Chance, Choice, Conscience

I don’t know what this awkward feeling in me now. I just woke up wondering what surprises this day has prepared to me. And I prayed. I was relieved. But some part of my brain tells that I should not. Chances are playful, you know and I don’t know whether those chances are good or bad. Oh, but sorry, I should not called it chances. Should I call it a choice? That’s destiny, isn’t?

Some people believe in destiny – destiny to love, destiny to success, destiny to pass and fail, and other kinds of destiny. And they define destiny as a chance. Oh well, that’s the impression of some to the word itself. And this is also what the destiny gives to me. Chance.

Each passing day, I am thinking what chances awaits me. Those thoughts are, of course, positive but some are negative.

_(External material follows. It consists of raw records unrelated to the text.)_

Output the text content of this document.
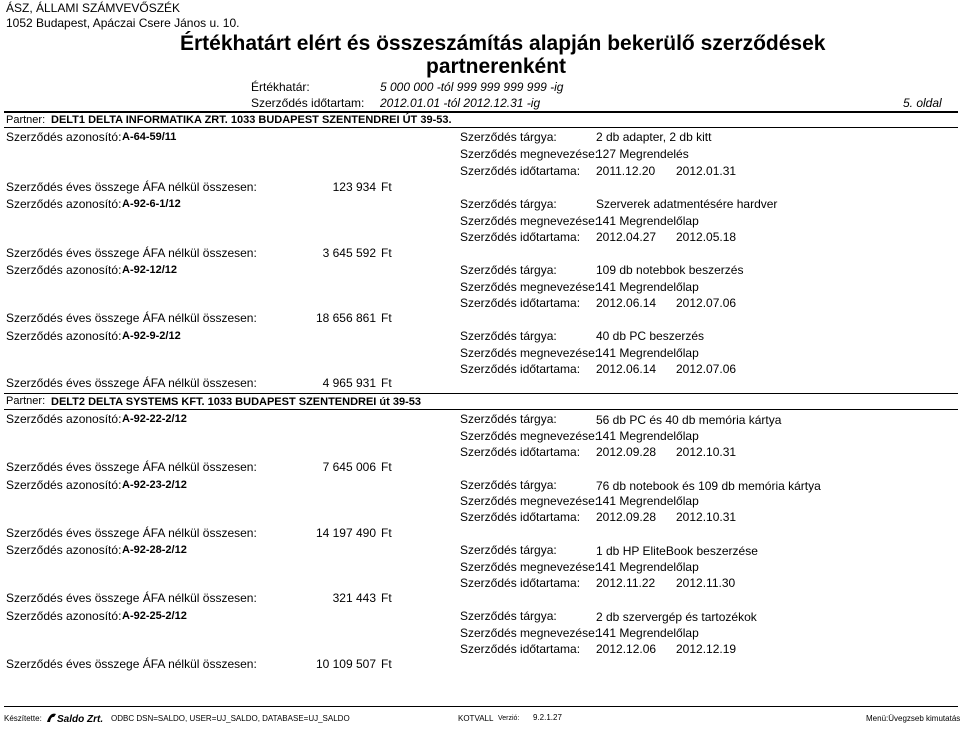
ÁSZ, ÁLLAMI SZÁMVEVŐSZÉK
1052 Budapest, Apáczai Csere János u. 10.
Értékhatárt elért és összeszámítás alapján bekerülő szerződések
partnerenként
Értékhatár:	5 000 000 -tól 999 999 999 999 -ig
Szerződés időtartam: 2012.01.01 -tól 2012.12.31 -ig	5. oldal
Partner: DELT1 DELTA INFORMATIKA ZRT. 1033 BUDAPEST SZENTENDREI ÚT 39-53.
Szerződés azonosító: A-64-59/11	Szerződés tárgya:	2 db adapter, 2 db kitt
Szerződés megnevezése:
127 Megrendelés
Szerződés időtartama: 2011.12.20 2012.01.31
Szerződés éves összege ÁFA nélkül összesen:	123 934 Ft
Szerződés azonosító: A-92-6-1/12	Szerződés tárgya:	Szerverek adatmentésére hardver
Szerződés megnevezése:
141 Megrendelőlap
Szerződés időtartama: 2012.04.27 2012.05.18
Szerződés éves összege ÁFA nélkül összesen:	3 645 592 Ft
Szerződés azonosító: A-92-12/12	Szerződés tárgya:	109 db notebbok beszerzés
Szerződés megnevezése:
141 Megrendelőlap
Szerződés időtartama: 2012.06.14 2012.07.06
Szerződés éves összege ÁFA nélkül összesen:	18 656 861 Ft
Szerződés azonosító: A-92-9-2/12	Szerződés tárgya:	40 db PC beszerzés
Szerződés megnevezése:
141 Megrendelőlap
Szerződés időtartama: 2012.06.14 2012.07.06
Szerződés éves összege ÁFA nélkül összesen:	4 965 931 Ft
Partner: DELT2 DELTA SYSTEMS KFT. 1033 BUDAPEST SZENTENDREI út 39-53
Szerződés azonosító: A-92-22-2/12	Szerződés tárgya:	56 db PC és 40 db memória kártya
Szerződés megnevezése:
141 Megrendelőlap
Szerződés időtartama: 2012.09.28 2012.10.31
Szerződés éves összege ÁFA nélkül összesen:	7 645 006 Ft
Szerződés azonosító: A-92-23-2/12	Szerződés tárgya:	76 db notebook és 109 db memória kártya
Szerződés megnevezése:
141 Megrendelőlap
Szerződés időtartama: 2012.09.28 2012.10.31
Szerződés éves összege ÁFA nélkül összesen:	14 197 490 Ft
Szerződés azonosító: A-92-28-2/12	Szerződés tárgya:	1 db HP EliteBook beszerzése
Szerződés megnevezése:
141 Megrendelőlap
Szerződés időtartama: 2012.11.22 2012.11.30
Szerződés éves összege ÁFA nélkül összesen:	321 443 Ft
Szerződés azonosító: A-92-25-2/12	Szerződés tárgya:	2 db szervergép és tartozékok
Szerződés megnevezése:
141 Megrendelőlap
Szerződés időtartama: 2012.12.06 2012.12.19
Szerződés éves összege ÁFA nélkül összesen:	10 109 507 Ft
Készítette: Saldo Zrt. ODBC DSN=SALDO, USER=UJ_SALDO, DATABASE=UJ_SALDO	KOTVALL Verzió: 9.2.1.27	Menü:Üvegzseb kimutatás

What chances are there when I come to school? Maybe, my teacher asks me something and I do not answer it, and that’s the start of forever embarrassment. Maybe, I slip on the floor because of my shoes I wear for the day and this event is what I hate to happen to me. Never to slip. Or I earned the highest score to my exam and this is the start of higher expectations among my friends. I call these events as chances.

But, in a way, not all events happening to me every day are merely happening by chance. I do something to happen it and that’s not a chance. But really, that’s chance! I’m not always the boss of my own. There is something that overpowers me, sometimes. And that sometimes is happening very often that may lead to being always. However, I’m trying to convince myself that there exists no chance. Choice.

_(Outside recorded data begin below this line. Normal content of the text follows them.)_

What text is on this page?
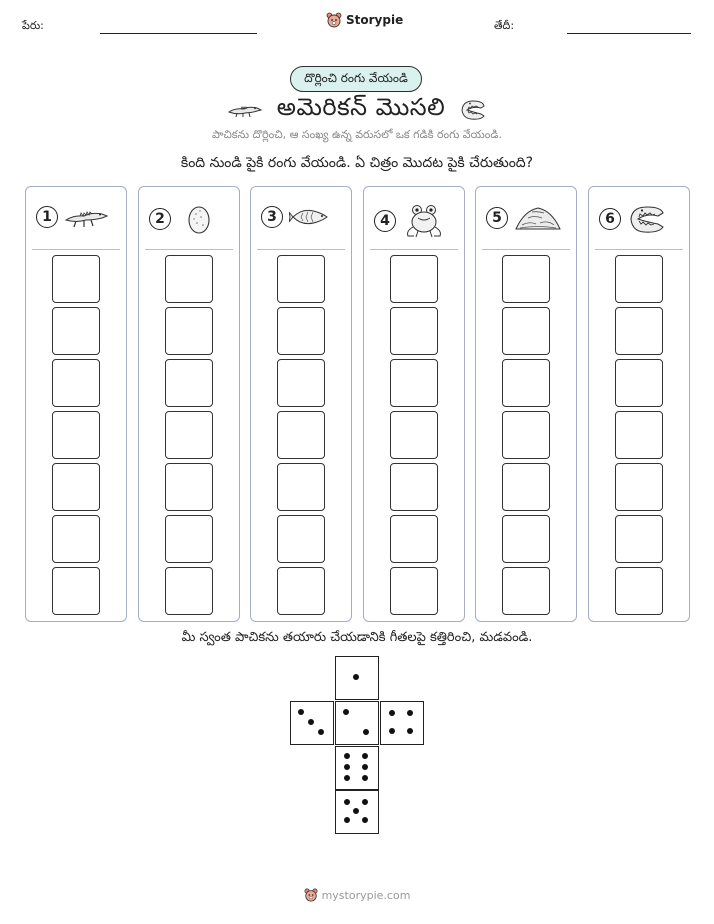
పేరు:	Storypie	తేదీ:
దొర్లించి రంగు వేయండి
అమెరికన్ మొసలి
పాచికను దొర్లించి, ఆ సంఖ్య ఉన్న వరుసలో ఒక గడికి రంగు వేయండి.
కింది నుండి పైకి రంగు వేయండి. ఏ చిత్రం మొదట పైకి చేరుతుంది?
1	2	3	4	5	6
మీ స్వంత పాచికను తయారు చేయడానికి గీతలపై కత్తిరించి, మడవండి.
mystorypie.com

It is very difficult to make a choice especially if there are good options. It depends on you what to choose. God gives us brain to think and it is superior. But sometimes, we overlook choices that are really good for us or that are meant to us. We are thinking and choosing what are not just best for us but also what would make others to become happy. That is sometimes not happening. We are naturally selfish but norms and the environment around us teach and dictate us not to be. We need to sacrifice, at times. And sacrifice is not, absolutely, a chance. It’s a choice.

When we make a choice, there is something that tells us to choose it or to choose that. There is a dictator. It reminds us that we have done something that we must and care to look back. It also makes us move and it creates a certain feeling we don’t understand. Maybe, that’s what resides in me when I woke up this morning. It’s not a feeling. Conscience.